Date of Award

Spring 5-2-2018

Semester of Degree

May

Document Type

Restricted Access Thesis

Degree Name

M.S. in Forest and Natural Resources Management

Department

Forest and Natural Resources Management

Major Professor

Marie-odile Fortier

Steering Committee Member

Timothy Volk

Steering Committee Member

Tristan Brown

Abstract

Bamboo is widely grown in Indonesia and is a potential energy crop for people living in rural areas. The implementation of bamboo gasification in Mentawai Island, one of rural and remote small islands in Indonesia, which follows the principle of a community-based renewable energy system, is expected to replace unsustainable conventional diesel power while also improving the socio-economic condition of the community.
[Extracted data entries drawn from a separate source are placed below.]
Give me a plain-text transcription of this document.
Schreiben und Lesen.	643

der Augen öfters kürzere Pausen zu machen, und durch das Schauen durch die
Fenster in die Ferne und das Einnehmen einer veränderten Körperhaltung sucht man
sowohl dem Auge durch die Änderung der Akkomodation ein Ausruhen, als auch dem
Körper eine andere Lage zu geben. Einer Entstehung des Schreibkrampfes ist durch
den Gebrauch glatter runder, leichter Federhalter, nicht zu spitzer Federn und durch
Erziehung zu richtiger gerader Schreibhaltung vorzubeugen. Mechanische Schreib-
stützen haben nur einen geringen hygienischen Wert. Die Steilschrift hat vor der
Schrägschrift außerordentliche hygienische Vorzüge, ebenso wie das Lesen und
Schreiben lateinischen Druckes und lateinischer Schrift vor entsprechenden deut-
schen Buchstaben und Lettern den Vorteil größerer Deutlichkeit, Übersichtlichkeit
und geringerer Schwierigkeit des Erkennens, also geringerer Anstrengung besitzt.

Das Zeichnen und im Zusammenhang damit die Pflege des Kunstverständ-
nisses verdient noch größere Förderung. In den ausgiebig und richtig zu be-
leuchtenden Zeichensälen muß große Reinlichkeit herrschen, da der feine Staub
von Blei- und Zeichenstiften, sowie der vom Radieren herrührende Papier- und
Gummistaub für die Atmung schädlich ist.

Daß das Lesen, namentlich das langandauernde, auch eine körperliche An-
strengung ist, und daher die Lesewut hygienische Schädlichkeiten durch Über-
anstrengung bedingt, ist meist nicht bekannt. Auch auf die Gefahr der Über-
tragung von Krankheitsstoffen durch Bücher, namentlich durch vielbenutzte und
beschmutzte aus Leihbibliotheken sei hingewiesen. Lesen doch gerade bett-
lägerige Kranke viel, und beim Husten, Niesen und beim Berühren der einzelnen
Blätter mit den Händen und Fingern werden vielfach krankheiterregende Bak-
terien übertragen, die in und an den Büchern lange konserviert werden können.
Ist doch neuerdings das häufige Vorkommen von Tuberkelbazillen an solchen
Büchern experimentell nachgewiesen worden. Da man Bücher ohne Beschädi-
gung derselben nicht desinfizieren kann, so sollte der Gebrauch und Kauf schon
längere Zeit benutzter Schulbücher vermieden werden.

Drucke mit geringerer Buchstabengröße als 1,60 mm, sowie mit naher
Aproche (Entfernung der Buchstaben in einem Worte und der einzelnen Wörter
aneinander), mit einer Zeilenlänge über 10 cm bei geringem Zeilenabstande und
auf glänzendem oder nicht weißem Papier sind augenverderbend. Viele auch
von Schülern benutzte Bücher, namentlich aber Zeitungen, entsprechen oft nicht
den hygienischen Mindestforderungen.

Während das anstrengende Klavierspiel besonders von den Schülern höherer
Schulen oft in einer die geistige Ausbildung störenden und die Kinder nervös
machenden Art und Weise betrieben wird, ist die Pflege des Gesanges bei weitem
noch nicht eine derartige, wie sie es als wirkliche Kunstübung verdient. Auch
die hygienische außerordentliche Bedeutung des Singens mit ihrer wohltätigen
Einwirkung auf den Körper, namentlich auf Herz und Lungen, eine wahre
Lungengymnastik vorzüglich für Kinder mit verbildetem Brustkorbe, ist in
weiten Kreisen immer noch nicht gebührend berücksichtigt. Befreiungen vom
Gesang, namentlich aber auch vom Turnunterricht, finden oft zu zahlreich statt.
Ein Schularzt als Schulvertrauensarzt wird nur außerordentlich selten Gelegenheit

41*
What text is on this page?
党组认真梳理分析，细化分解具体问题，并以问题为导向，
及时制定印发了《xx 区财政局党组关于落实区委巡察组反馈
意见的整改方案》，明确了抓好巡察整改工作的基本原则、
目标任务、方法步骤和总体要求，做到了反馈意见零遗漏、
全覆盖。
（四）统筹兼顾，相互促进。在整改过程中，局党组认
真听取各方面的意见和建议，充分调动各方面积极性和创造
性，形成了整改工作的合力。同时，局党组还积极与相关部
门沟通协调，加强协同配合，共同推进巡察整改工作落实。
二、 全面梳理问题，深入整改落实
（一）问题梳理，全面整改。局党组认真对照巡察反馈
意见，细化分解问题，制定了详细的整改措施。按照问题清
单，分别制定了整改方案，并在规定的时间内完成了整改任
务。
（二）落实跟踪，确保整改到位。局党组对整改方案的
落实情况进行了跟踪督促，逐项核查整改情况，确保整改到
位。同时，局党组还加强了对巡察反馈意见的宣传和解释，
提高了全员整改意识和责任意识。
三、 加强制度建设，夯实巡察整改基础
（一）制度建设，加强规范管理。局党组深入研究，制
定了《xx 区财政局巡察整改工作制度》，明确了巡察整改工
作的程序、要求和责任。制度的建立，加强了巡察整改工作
Life cycle assessment and techno-economic analysis are conducted to assess the community bamboo gasification system in terms of its global warming impact and economic viability. The global warming impact of community bamboo gasification ranges from -11 to 76 g CO2eq/kWh, with the highest contribution originating from synthetic fertilizer production. With a starting bamboo price at $0.01 per kg and an electricity price at $0.20 per kWh of electricity produced, the system shows a positive net present value and a levelized cost of electricity around $0.20 per kWh. This study showed that community bamboo gasification is environmentally better than conventional diesel power and average rural solar photovoltaic energy. From an economic standpoint, the pricing scheme for a specific community energy system must be developed along with political intervention to regulate a better subsidy for renewable energy application. However, when considering the carbon abatement cost, a potential saving of up to $84 per ton CO2 is expected by replacing diesel power with bamboo gasification.